Voos suspensos e pessoas são aconselhadas a deixar o país.

ARQUIVO - O embaixador dos EUA em Israel, Mike Huckabee, posa para uma foto durante uma entrevista em Jerusalém, na quarta-feira, 20 de agosto de 2025. (Foto AP/Ohad Zwigenberg, Arquivo)
Os Estados Unidos reuniram uma enorme frota de aeronaves e navios de guerra no Oriente Médio, com um porta-aviões já posicionado e outro a caminho da região. O Irã afirma que responderá a qualquer ataque dos EUA visando forças americanas na região, incluindo potencialmente aquelas estacionadas em bases americanas em países árabes aliados.
Companhias aéreas como a KLM, com sede na Holanda, já anunciaram planos para suspender os voos partindo do Aeroporto Internacional Ben Gurion, em Tel Aviv, e outras embaixadas também fizeram planos para autorizar partidas de Israel e países vizinhos.
O Ministério das Relações Exteriores britânico afirmou que, "devido à situação de segurança, o pessoal do Reino Unido foi temporariamente retirado do Irã". Acrescentou ainda que a embaixada está operando remotamente.
Em Israel, o Reino Unido informou na sexta-feira que transferiu parte do seu corpo diplomático e suas famílias de Tel Aviv para outro local não especificado em Israel “como medida de precaução”. Em uma atualização de suas recomendações de viagem, o Ministério das Relações Exteriores acrescentou que a embaixada do país em Tel Aviv está funcionando normalmente, mas que a situação “pode se agravar rapidamente e representa riscos significativos”.
O primeiro-ministro britânico, Keir Starmer, afirmou na quinta-feira que o Reino Unido está focado em "apoiar o processo político" entre Washington e Teerã.

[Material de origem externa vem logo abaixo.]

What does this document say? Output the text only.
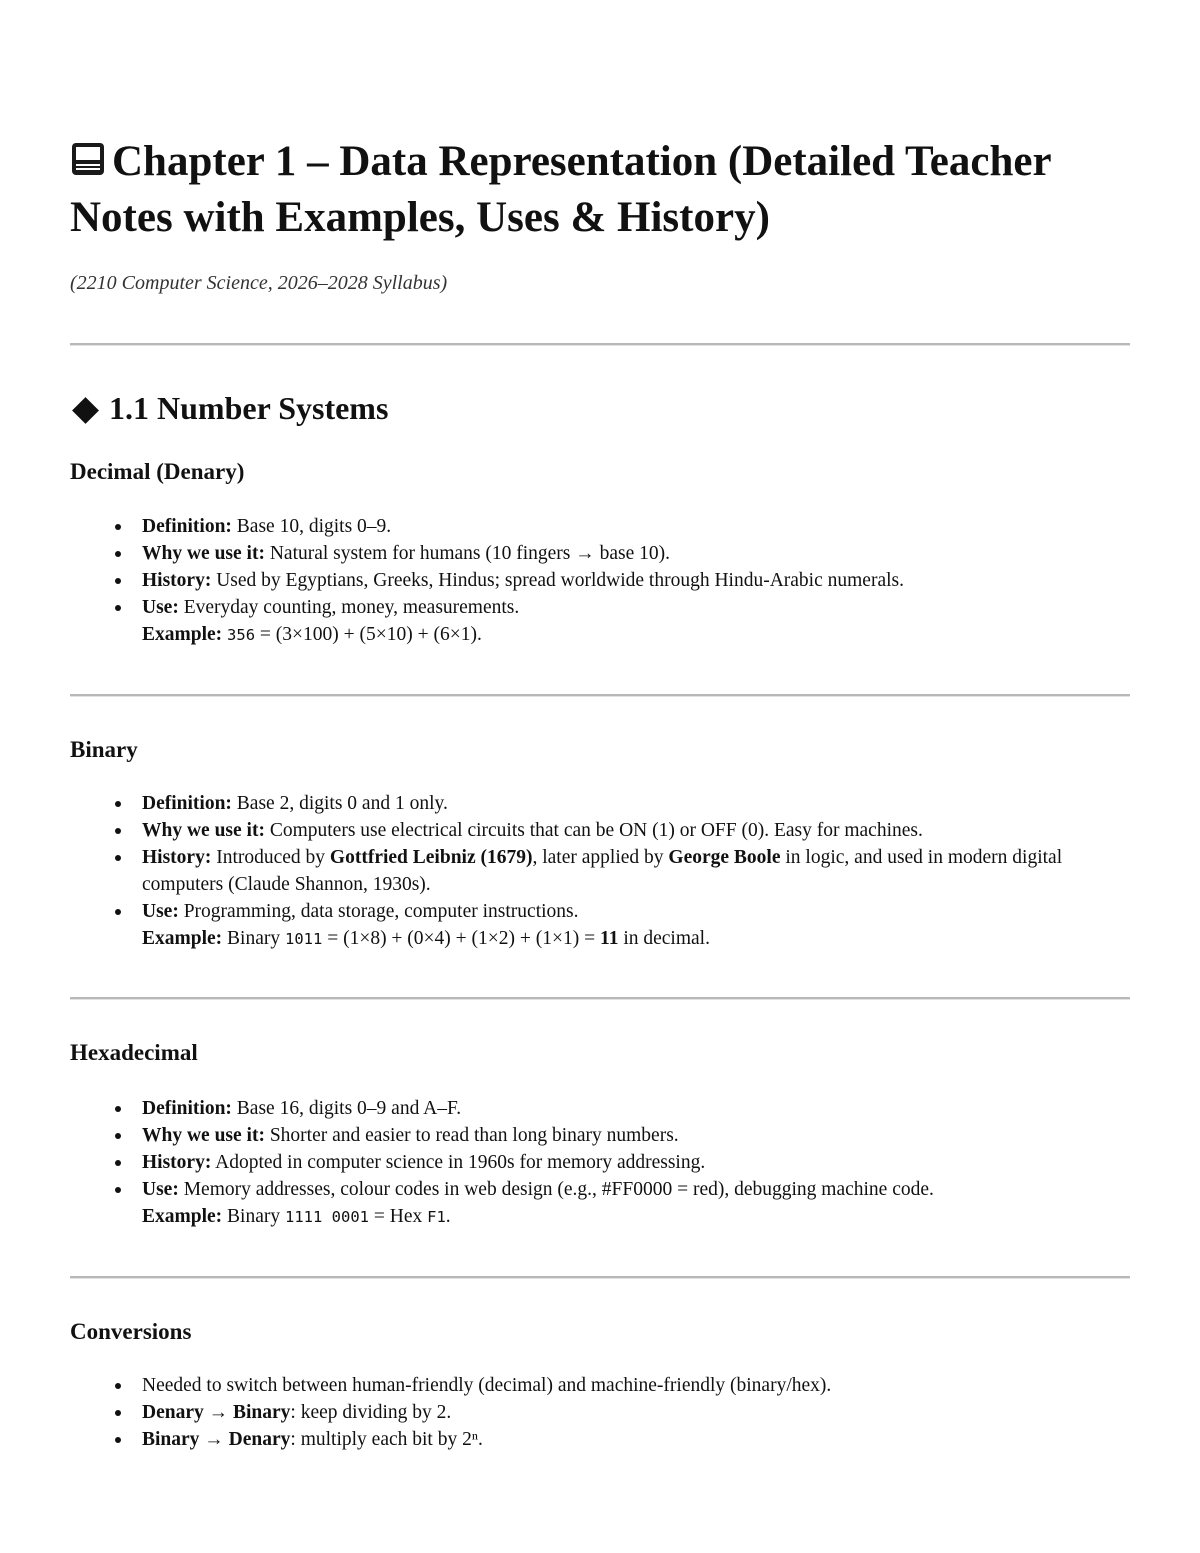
Chapter 1 – Data Representation (Detailed Teacher Notes with Examples, Uses & History)

(2210 Computer Science, 2026–2028 Syllabus)

1.1 Number Systems
Decimal (Denary)
Definition: Base 10, digits 0–9.
Why we use it: Natural system for humans (10 fingers → base 10).
History: Used by Egyptians, Greeks, Hindus; spread worldwide through Hindu-Arabic numerals.
Use: Everyday counting, money, measurements.
Example: 356 = (3×100) + (5×10) + (6×1).
Binary
Definition: Base 2, digits 0 and 1 only.
Why we use it: Computers use electrical circuits that can be ON (1) or OFF (0). Easy for machines.
History: Introduced by Gottfried Leibniz (1679), later applied by George Boole in logic, and used in modern digital computers (Claude Shannon, 1930s).
Use: Programming, data storage, computer instructions.
Example: Binary 1011 = (1×8) + (0×4) + (1×2) + (1×1) = 11 in decimal.
Hexadecimal
Definition: Base 16, digits 0–9 and A–F.
Why we use it: Shorter and easier to read than long binary numbers.
History: Adopted in computer science in 1960s for memory addressing.
Use: Memory addresses, colour codes in web design (e.g., #FF0000 = red), debugging machine code.
Example: Binary 1111 0001 = Hex F1.
Conversions
Needed to switch between human-friendly (decimal) and machine-friendly (binary/hex).
Denary → Binary: keep dividing by 2.
Binary → Denary: multiply each bit by 2ⁿ.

Na quarta-feira, a Austrália "ordenou a saída de todos os dependentes de funcionários australianos destacados em Israel em resposta à deterioração da situação de segurança no Oriente Médio". China, Índia e vários países europeus com missões diplomáticas no Irã aconselharam seus cidadãos a evitar viagens ao país.
Segundo um comunicado divulgado pela mídia estatal chinesa, o Ministério das Relações Exteriores da China também aconselhou seus cidadãos que já estavam no Irã a deixarem o país.